The owner of the Grangemouth plant is expected to announce today whether it will reverse a shock decision to close the site, safeguarding hundreds of jobs.
Ineos has been discussing a change in position by the Unite union whose members now say they will commit to a plan aimed at securing its future.
The petrochemicals plant and adjoining oil refinery making up Scotland's largest industrial complex was shut down last week in advance of a planned walkout over pay and conditions.
Ineos did not restart the site after Unite called off the strike but wrote to staff asking them to sign up to changes such as a pay freeze and the closure of the final salary pension.
The company insisted on Wednesday it had no alternative but to close the plant after it failed to persuade its staff to accept the survival plan but Unite general secretary Len McCluskey said yesterday the union would embrace it "warts and all".
A statement is expected from Ineos today on the petrochemical business which employs 800 people directly and a further 2,000 sub-contractors.
"We are not going to let this plant close," Mr McCluskey said last night.
"This plant is on cold shutdown and each day that goes by makes it harder to start back up again, which is why the stewards made the offer to the company - so that we can get people back to work."
UK government officials have admitted it would be a "challenge" to find another company to buy the business, which Ineos has said is losing £10 million a month.
The losses, scale of investment needed to upgrade the site, coupled with the industrial relations would all have to be considered by any potential buyer, officials said.
But they insisted there would be no shortage of fuel supplies as a result of the dispute.
Ministers from the Scottish and UK government held talks with Unite and management yesterday and said that both administrations were doing all they could to keep the site open.
Scottish Secretary Alistair Carmichael said: "It's clear that we're dealing with a different situation following the statement from Unite that they were prepared to accept the Ineos survival plan without any pre-conditions.

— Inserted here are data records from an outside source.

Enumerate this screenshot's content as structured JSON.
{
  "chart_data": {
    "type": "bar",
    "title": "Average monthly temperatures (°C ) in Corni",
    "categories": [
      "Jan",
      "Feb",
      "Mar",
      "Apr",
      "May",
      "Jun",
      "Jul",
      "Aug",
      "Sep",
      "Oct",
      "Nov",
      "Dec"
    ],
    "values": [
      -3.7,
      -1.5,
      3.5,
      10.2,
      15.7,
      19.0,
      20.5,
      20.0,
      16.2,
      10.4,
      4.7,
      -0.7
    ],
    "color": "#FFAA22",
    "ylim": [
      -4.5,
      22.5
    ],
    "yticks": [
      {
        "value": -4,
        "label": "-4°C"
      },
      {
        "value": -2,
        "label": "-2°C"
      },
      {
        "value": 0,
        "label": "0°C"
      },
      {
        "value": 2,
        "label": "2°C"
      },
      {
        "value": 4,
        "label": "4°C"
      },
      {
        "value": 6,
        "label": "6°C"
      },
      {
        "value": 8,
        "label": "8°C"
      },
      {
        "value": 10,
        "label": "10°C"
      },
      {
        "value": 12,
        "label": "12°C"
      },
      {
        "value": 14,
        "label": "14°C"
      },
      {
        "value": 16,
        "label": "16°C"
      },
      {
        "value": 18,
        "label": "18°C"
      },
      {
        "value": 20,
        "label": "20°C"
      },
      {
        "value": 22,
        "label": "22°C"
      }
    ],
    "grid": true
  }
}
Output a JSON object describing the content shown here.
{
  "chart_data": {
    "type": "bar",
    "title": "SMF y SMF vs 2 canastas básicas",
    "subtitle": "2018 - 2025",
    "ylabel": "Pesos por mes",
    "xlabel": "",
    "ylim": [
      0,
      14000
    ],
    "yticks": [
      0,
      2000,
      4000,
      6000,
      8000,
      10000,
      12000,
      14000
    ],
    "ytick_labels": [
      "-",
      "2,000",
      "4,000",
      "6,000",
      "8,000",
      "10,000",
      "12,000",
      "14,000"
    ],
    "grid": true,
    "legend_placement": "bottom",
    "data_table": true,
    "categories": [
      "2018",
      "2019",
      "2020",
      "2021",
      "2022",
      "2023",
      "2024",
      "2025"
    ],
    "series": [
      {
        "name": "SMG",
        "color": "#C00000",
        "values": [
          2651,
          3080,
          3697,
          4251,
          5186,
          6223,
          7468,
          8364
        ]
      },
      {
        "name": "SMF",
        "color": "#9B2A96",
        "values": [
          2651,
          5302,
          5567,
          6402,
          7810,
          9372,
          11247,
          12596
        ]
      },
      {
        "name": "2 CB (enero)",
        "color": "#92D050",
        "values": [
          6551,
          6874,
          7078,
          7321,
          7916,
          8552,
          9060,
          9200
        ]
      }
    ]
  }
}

"There remains of course a great deal to be done."
Mr Carmichael said the decision about the future of the plant lies ultimately with company shareholders.
Unite and Ineos have been embroiled in a bitter dispute for weeks, initially over the treatment of Unite convenor Stephen Deans, who was involved in the row over the selection of a Labour candidate in Falkirk, where he is chairman of the constituency party.
He was suspended, then reinstated, and is facing an internal investigation, which is due to report today.
The dispute dramatically widened to the future of the entire site, with Ineos warning that it would close without fresh investment and changes to pay, pensions and other conditions.